As we expected, the Fed’s unrelenting tightening campaign is catalyzing a galloping start to layoffs in 2023. The 154,329 job cut announcements in last year’s fourth quarter are but an appetizer. Commenting yesterday on the highest three-month tally since 2020, Andrew Challenger of Challenger, Gray & Christmas said, “Clearly, interest rate hikes and inflation impacting the housing market are causing companies in Financial, Real Estate, and Construction to lay off workers.” That is, of course, on top of the technology sector that can’t seem to get through one round of headcount reduction before announcing the next, all of which are pricey with billions in severance being racked up. And then there’s retail. As of the end of 2020, Bed Bath & Beyond had 55,000 employees. Last year’s closures of 150 store locations accompanied a 20% reduction of the beleaguered retailer’s workforce. We will soon enough know how many more jobs will be lost in its bankruptcy process.

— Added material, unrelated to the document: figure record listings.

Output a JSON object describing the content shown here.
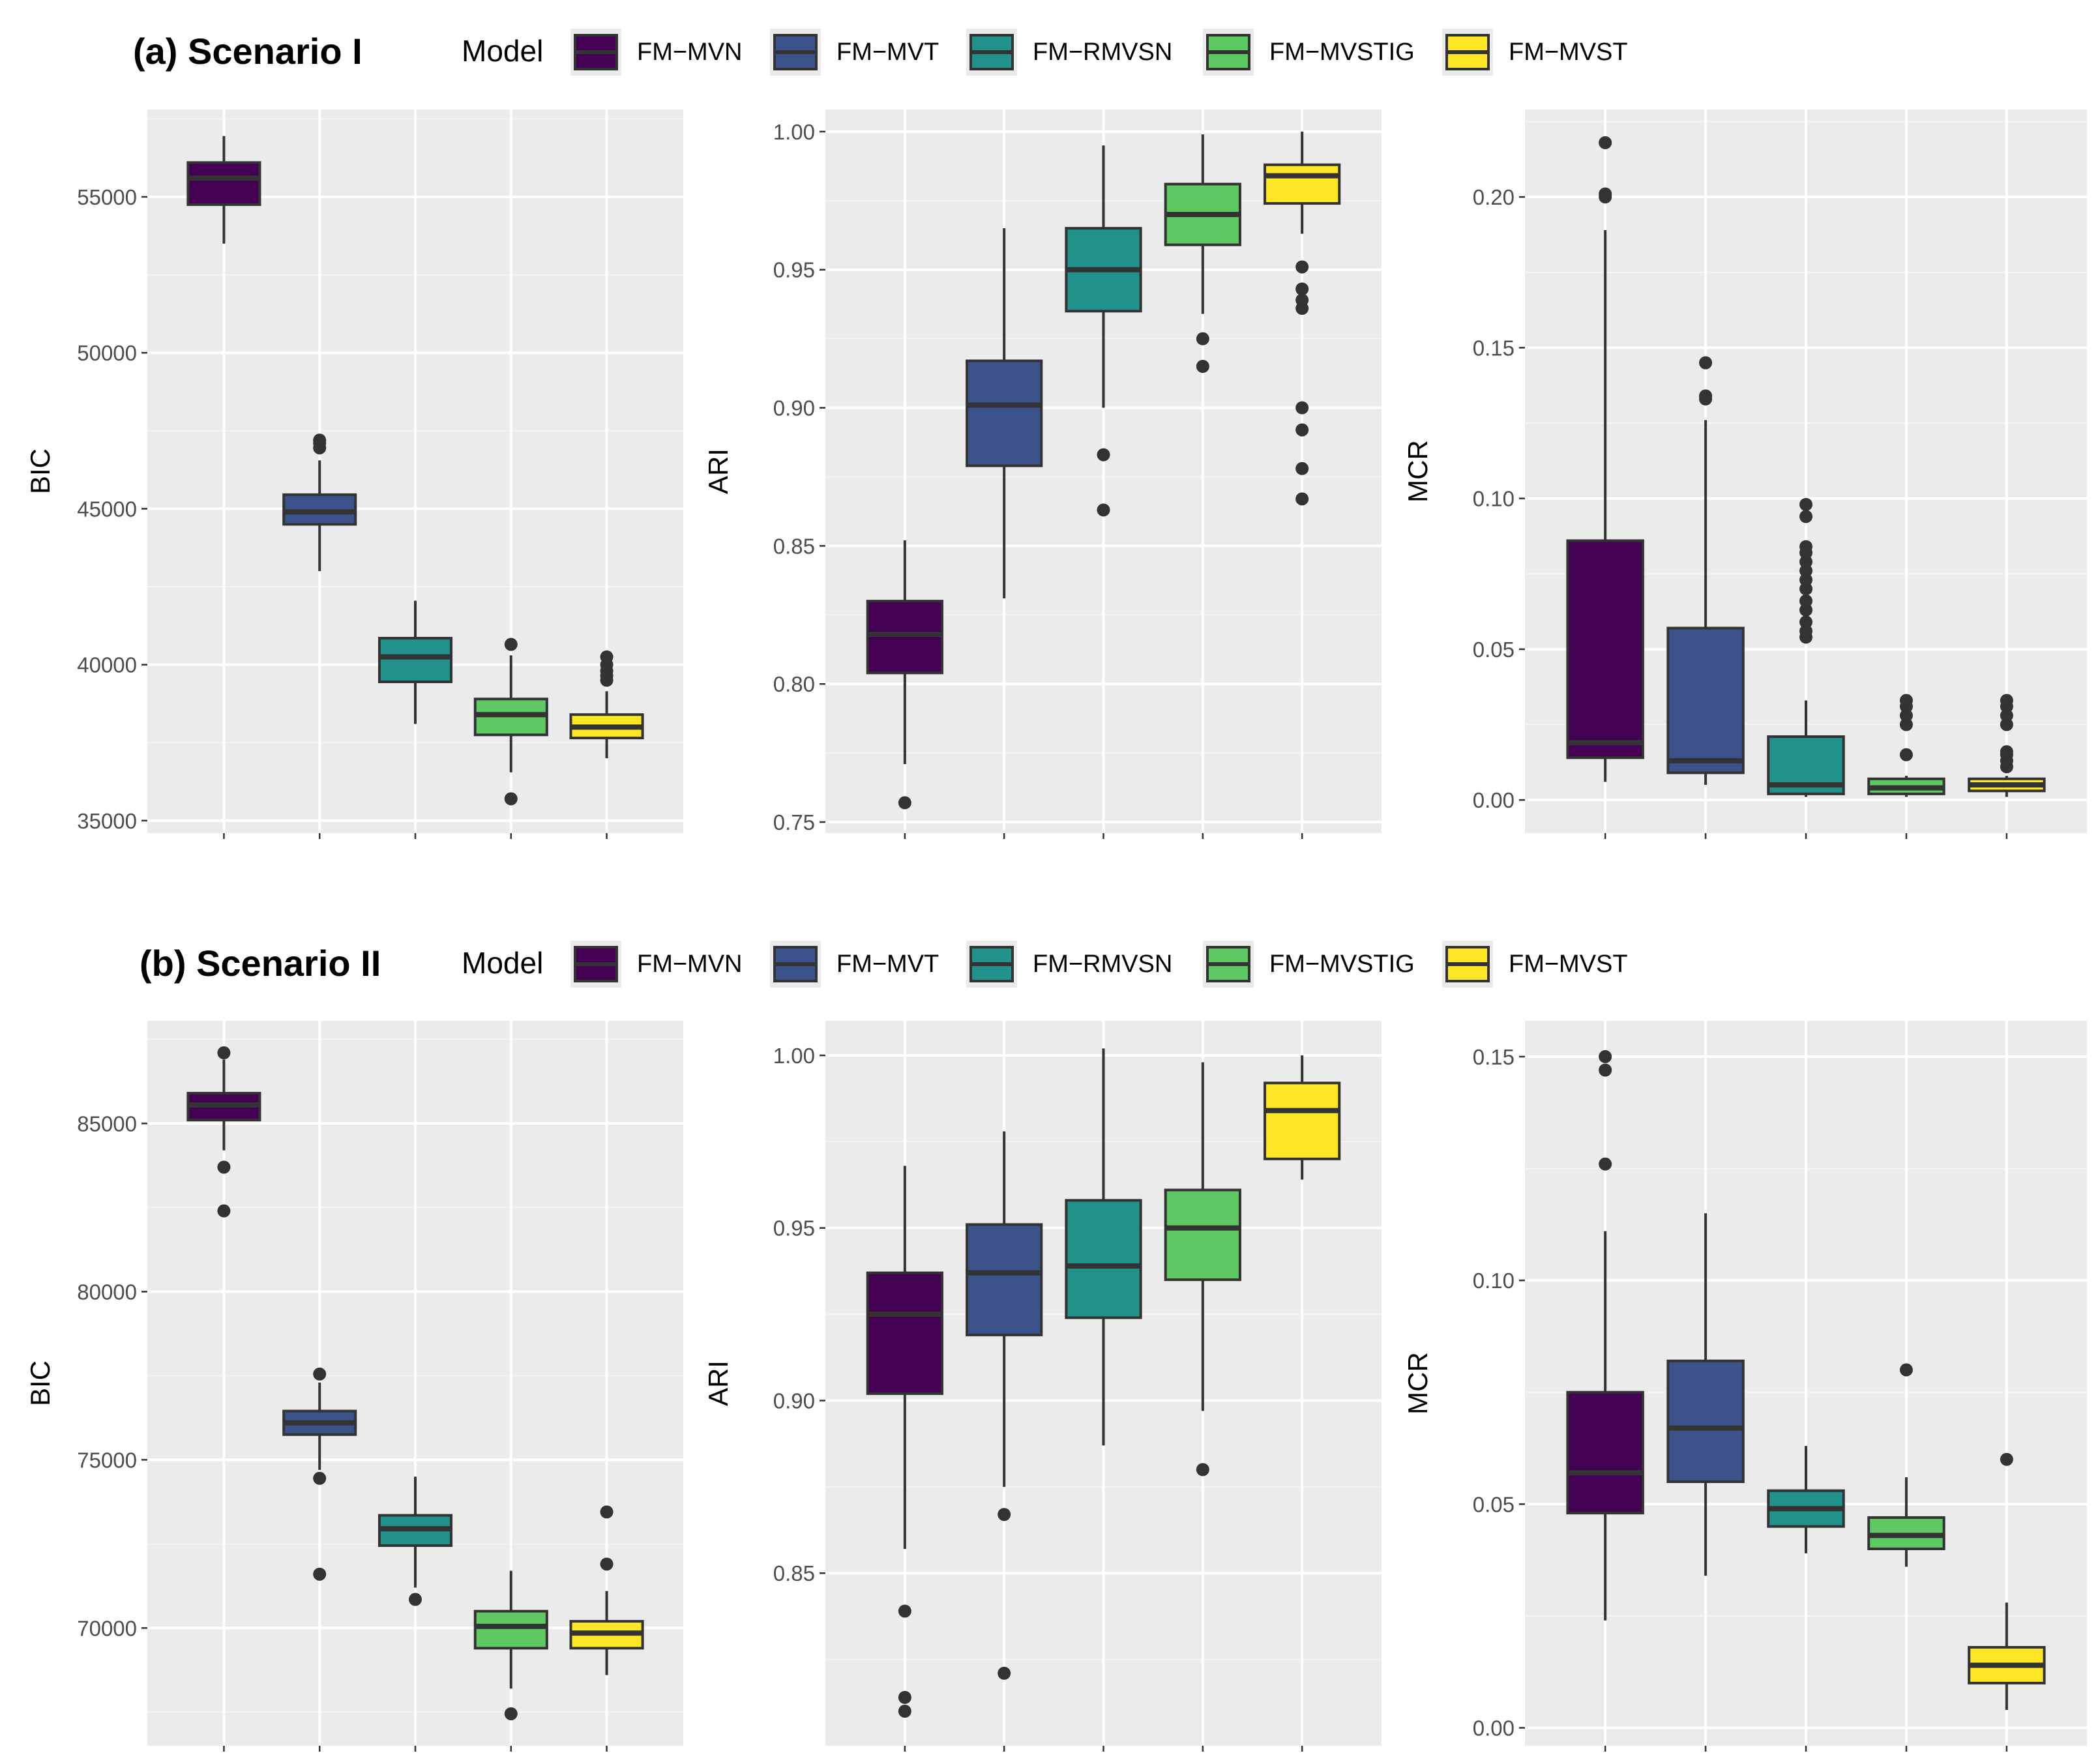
{
  "legend": {
    "title": "Model",
    "items": [
      {
        "name": "FM−MVN",
        "color": "#440154"
      },
      {
        "name": "FM−MVT",
        "color": "#3b528b"
      },
      {
        "name": "FM−RMVSN",
        "color": "#21918c"
      },
      {
        "name": "FM−MVSTIG",
        "color": "#5ec962"
      },
      {
        "name": "FM−MVST",
        "color": "#fde725"
      }
    ]
  },
  "chart_data": [
    {
      "type": "boxplot",
      "row": "(a) Scenario I",
      "metric": "BIC",
      "ylabel": "BIC",
      "ylim": [
        34600,
        57800
      ],
      "yticks": [
        35000,
        40000,
        45000,
        50000,
        55000
      ],
      "tick_labels": [
        "35000",
        "40000",
        "45000",
        "50000",
        "55000"
      ],
      "boxes": [
        {
          "model": "FM−MVN",
          "lower": 53500,
          "q1": 54750,
          "median": 55600,
          "q3": 56100,
          "upper": 56950,
          "outliers": []
        },
        {
          "model": "FM−MVT",
          "lower": 43000,
          "q1": 44500,
          "median": 44900,
          "q3": 45450,
          "upper": 46550,
          "outliers": [
            46950,
            47100,
            47200
          ]
        },
        {
          "model": "FM−RMVSN",
          "lower": 38100,
          "q1": 39450,
          "median": 40250,
          "q3": 40850,
          "upper": 42050,
          "outliers": []
        },
        {
          "model": "FM−MVSTIG",
          "lower": 36550,
          "q1": 37750,
          "median": 38400,
          "q3": 38900,
          "upper": 40300,
          "outliers": [
            35700,
            40650
          ]
        },
        {
          "model": "FM−MVST",
          "lower": 37000,
          "q1": 37650,
          "median": 38000,
          "q3": 38400,
          "upper": 39150,
          "outliers": [
            39500,
            39650,
            39800,
            40000,
            40250
          ]
        }
      ]
    },
    {
      "type": "boxplot",
      "row": "(a) Scenario I",
      "metric": "ARI",
      "ylabel": "ARI",
      "ylim": [
        0.746,
        1.008
      ],
      "yticks": [
        0.75,
        0.8,
        0.85,
        0.9,
        0.95,
        1.0
      ],
      "tick_labels": [
        "0.75",
        "0.80",
        "0.85",
        "0.90",
        "0.95",
        "1.00"
      ],
      "boxes": [
        {
          "model": "FM−MVN",
          "lower": 0.771,
          "q1": 0.804,
          "median": 0.818,
          "q3": 0.83,
          "upper": 0.852,
          "outliers": [
            0.757
          ]
        },
        {
          "model": "FM−MVT",
          "lower": 0.831,
          "q1": 0.879,
          "median": 0.901,
          "q3": 0.917,
          "upper": 0.965,
          "outliers": []
        },
        {
          "model": "FM−RMVSN",
          "lower": 0.9,
          "q1": 0.935,
          "median": 0.95,
          "q3": 0.965,
          "upper": 0.995,
          "outliers": [
            0.863,
            0.883
          ]
        },
        {
          "model": "FM−MVSTIG",
          "lower": 0.934,
          "q1": 0.959,
          "median": 0.97,
          "q3": 0.981,
          "upper": 0.999,
          "outliers": [
            0.915,
            0.925
          ]
        },
        {
          "model": "FM−MVST",
          "lower": 0.963,
          "q1": 0.974,
          "median": 0.984,
          "q3": 0.988,
          "upper": 1.0,
          "outliers": [
            0.867,
            0.878,
            0.892,
            0.9,
            0.936,
            0.939,
            0.943,
            0.951
          ]
        }
      ]
    },
    {
      "type": "boxplot",
      "row": "(a) Scenario I",
      "metric": "MCR",
      "ylabel": "MCR",
      "ylim": [
        -0.011,
        0.229
      ],
      "yticks": [
        0.0,
        0.05,
        0.1,
        0.15,
        0.2
      ],
      "tick_labels": [
        "0.00",
        "0.05",
        "0.10",
        "0.15",
        "0.20"
      ],
      "boxes": [
        {
          "model": "FM−MVN",
          "lower": 0.006,
          "q1": 0.014,
          "median": 0.019,
          "q3": 0.086,
          "upper": 0.189,
          "outliers": [
            0.2,
            0.201,
            0.218
          ]
        },
        {
          "model": "FM−MVT",
          "lower": 0.005,
          "q1": 0.009,
          "median": 0.013,
          "q3": 0.057,
          "upper": 0.126,
          "outliers": [
            0.133,
            0.134,
            0.145
          ]
        },
        {
          "model": "FM−RMVSN",
          "lower": 0.001,
          "q1": 0.002,
          "median": 0.005,
          "q3": 0.021,
          "upper": 0.033,
          "outliers": [
            0.054,
            0.056,
            0.059,
            0.063,
            0.066,
            0.07,
            0.073,
            0.076,
            0.079,
            0.082,
            0.084,
            0.094,
            0.098
          ]
        },
        {
          "model": "FM−MVSTIG",
          "lower": 0.001,
          "q1": 0.002,
          "median": 0.004,
          "q3": 0.007,
          "upper": 0.008,
          "outliers": [
            0.015,
            0.025,
            0.028,
            0.031,
            0.033
          ]
        },
        {
          "model": "FM−MVST",
          "lower": 0.001,
          "q1": 0.003,
          "median": 0.005,
          "q3": 0.007,
          "upper": 0.008,
          "outliers": [
            0.011,
            0.013,
            0.015,
            0.016,
            0.025,
            0.028,
            0.031,
            0.033
          ]
        }
      ]
    },
    {
      "type": "boxplot",
      "row": "(b) Scenario II",
      "metric": "BIC",
      "ylabel": "BIC",
      "ylim": [
        66500,
        88050
      ],
      "yticks": [
        70000,
        75000,
        80000,
        85000
      ],
      "tick_labels": [
        "70000",
        "75000",
        "80000",
        "85000"
      ],
      "boxes": [
        {
          "model": "FM−MVN",
          "lower": 84200,
          "q1": 85100,
          "median": 85550,
          "q3": 85900,
          "upper": 86900,
          "outliers": [
            82400,
            83700,
            87100
          ]
        },
        {
          "model": "FM−MVT",
          "lower": 74700,
          "q1": 75750,
          "median": 76100,
          "q3": 76450,
          "upper": 77300,
          "outliers": [
            71600,
            74450,
            77550
          ]
        },
        {
          "model": "FM−RMVSN",
          "lower": 71200,
          "q1": 72450,
          "median": 72950,
          "q3": 73350,
          "upper": 74500,
          "outliers": [
            70850
          ]
        },
        {
          "model": "FM−MVSTIG",
          "lower": 68200,
          "q1": 69400,
          "median": 70050,
          "q3": 70500,
          "upper": 71700,
          "outliers": [
            67450
          ]
        },
        {
          "model": "FM−MVST",
          "lower": 68600,
          "q1": 69400,
          "median": 69850,
          "q3": 70200,
          "upper": 71100,
          "outliers": [
            71900,
            73450
          ]
        }
      ]
    },
    {
      "type": "boxplot",
      "row": "(b) Scenario II",
      "metric": "ARI",
      "ylabel": "ARI",
      "ylim": [
        0.8,
        1.01
      ],
      "yticks": [
        0.85,
        0.9,
        0.95,
        1.0
      ],
      "tick_labels": [
        "0.85",
        "0.90",
        "0.95",
        "1.00"
      ],
      "boxes": [
        {
          "model": "FM−MVN",
          "lower": 0.857,
          "q1": 0.902,
          "median": 0.925,
          "q3": 0.937,
          "upper": 0.968,
          "outliers": [
            0.81,
            0.814,
            0.839
          ]
        },
        {
          "model": "FM−MVT",
          "lower": 0.875,
          "q1": 0.919,
          "median": 0.937,
          "q3": 0.951,
          "upper": 0.978,
          "outliers": [
            0.821,
            0.867
          ]
        },
        {
          "model": "FM−RMVSN",
          "lower": 0.887,
          "q1": 0.924,
          "median": 0.939,
          "q3": 0.958,
          "upper": 1.002,
          "outliers": []
        },
        {
          "model": "FM−MVSTIG",
          "lower": 0.897,
          "q1": 0.935,
          "median": 0.95,
          "q3": 0.961,
          "upper": 0.998,
          "outliers": [
            0.88
          ]
        },
        {
          "model": "FM−MVST",
          "lower": 0.964,
          "q1": 0.97,
          "median": 0.984,
          "q3": 0.992,
          "upper": 1.0,
          "outliers": []
        }
      ]
    },
    {
      "type": "boxplot",
      "row": "(b) Scenario II",
      "metric": "MCR",
      "ylabel": "MCR",
      "ylim": [
        -0.004,
        0.158
      ],
      "yticks": [
        0.0,
        0.05,
        0.1,
        0.15
      ],
      "tick_labels": [
        "0.00",
        "0.05",
        "0.10",
        "0.15"
      ],
      "boxes": [
        {
          "model": "FM−MVN",
          "lower": 0.024,
          "q1": 0.048,
          "median": 0.057,
          "q3": 0.075,
          "upper": 0.111,
          "outliers": [
            0.126,
            0.147,
            0.15
          ]
        },
        {
          "model": "FM−MVT",
          "lower": 0.034,
          "q1": 0.055,
          "median": 0.067,
          "q3": 0.082,
          "upper": 0.115,
          "outliers": []
        },
        {
          "model": "FM−RMVSN",
          "lower": 0.039,
          "q1": 0.045,
          "median": 0.049,
          "q3": 0.053,
          "upper": 0.063,
          "outliers": []
        },
        {
          "model": "FM−MVSTIG",
          "lower": 0.036,
          "q1": 0.04,
          "median": 0.043,
          "q3": 0.047,
          "upper": 0.056,
          "outliers": [
            0.08
          ]
        },
        {
          "model": "FM−MVST",
          "lower": 0.004,
          "q1": 0.01,
          "median": 0.014,
          "q3": 0.018,
          "upper": 0.028,
          "outliers": [
            0.06
          ]
        }
      ]
    }
  ]
}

We would also note that after taking a breather on New Year’s Eve, the first five days of 2023 have seen 67 more announced closings per DailyJobCuts.com. The toll on small businesses will only rise given what state tax revenue officials are witnessing. QI dear friend Philippa Dunne tallies what’s collected one state at a time. In November, 29% of states met or exceeded their withheld tax collections; that percentage fell to 24% last month. On a three-month moving average, this metric is in recessionary territory (lilac line). Ditto for the number of states reporting positive revenue growth (green line). Meanwhile, the average YoY miss widened to -5.6% last month from November’s -4.5% (orange line). Dunne warned that, “Monthly tax receipts are noisy, but two months of quite sudden weakness, and comments by many of our contacts about weakening, and about the current divide many are seeing between receipts and the official payroll statistics raise real concern.”

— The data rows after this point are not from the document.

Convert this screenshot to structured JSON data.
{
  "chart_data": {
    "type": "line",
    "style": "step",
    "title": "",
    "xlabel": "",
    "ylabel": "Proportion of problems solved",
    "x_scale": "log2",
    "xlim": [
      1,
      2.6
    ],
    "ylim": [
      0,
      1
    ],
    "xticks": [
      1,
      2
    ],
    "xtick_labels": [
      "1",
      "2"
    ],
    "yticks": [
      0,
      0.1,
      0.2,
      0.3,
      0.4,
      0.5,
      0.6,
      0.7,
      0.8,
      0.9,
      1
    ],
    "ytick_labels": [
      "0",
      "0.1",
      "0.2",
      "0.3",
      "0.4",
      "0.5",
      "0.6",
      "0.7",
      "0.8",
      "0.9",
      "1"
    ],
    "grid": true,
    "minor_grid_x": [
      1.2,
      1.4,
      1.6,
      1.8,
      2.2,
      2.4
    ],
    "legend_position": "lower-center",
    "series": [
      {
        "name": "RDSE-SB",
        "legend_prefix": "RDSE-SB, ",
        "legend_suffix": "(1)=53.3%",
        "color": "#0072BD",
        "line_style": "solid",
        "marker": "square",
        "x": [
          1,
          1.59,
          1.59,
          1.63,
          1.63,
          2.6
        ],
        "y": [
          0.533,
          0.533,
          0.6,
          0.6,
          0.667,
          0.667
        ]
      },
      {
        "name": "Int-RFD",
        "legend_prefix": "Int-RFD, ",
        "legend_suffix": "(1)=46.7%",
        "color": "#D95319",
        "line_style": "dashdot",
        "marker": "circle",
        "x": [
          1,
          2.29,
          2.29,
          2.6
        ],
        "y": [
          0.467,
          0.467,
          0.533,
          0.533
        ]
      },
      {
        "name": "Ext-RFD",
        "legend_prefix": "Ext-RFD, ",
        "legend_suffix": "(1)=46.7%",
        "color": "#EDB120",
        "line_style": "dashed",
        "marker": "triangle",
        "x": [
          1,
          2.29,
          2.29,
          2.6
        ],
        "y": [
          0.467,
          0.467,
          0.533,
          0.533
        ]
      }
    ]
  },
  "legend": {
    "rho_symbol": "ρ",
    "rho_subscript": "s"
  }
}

In addition to the better known Leading Economic Index, the Conference Board produces a leading Employment Index (ETI). Per the CB, “November’s decrease in the ETI was driven by negative contributions from six of eight components including: Initial Claims for Unemployment, Percentage of Firms with Positions Not Able to Fill Right Now, Industrial Production, Number of Employees Hired by the Temporary-Help Industry, Ratio of Involuntarily Part-time to All Part-time Workers, and Real Manufacturing and Trade Sales.” The ETI is on the cusp of turning negative on a year-over-year basis and has already done so on a three-month and six-month annualized basis (lower left chart). Tack that indicator on the pyre.

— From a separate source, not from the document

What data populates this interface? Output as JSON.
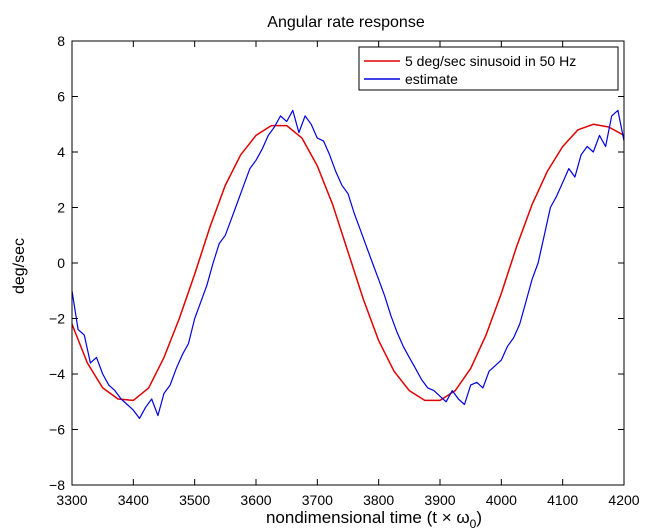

And finally, as investors transfixed on yesterday’s seasonally distorted jobless claims (continuing remain up 30% over their May low), S&P Global quietly reported that backlogs (read: future demand) in the services sector remained in contraction in December (red line) while employment ticked closer to contraction (blue line). Outright contraction in service sector payrolls is in train (green bars). Given withholding is “really weakening faster than expected,” Dunne expects a below consensus 50,000 nonfarm payrolls print when the data cross tomorrow and for the unemployment rate to tick up to 3.8%. Even if she’s right, it won’t be enough pain inflicted for Powell.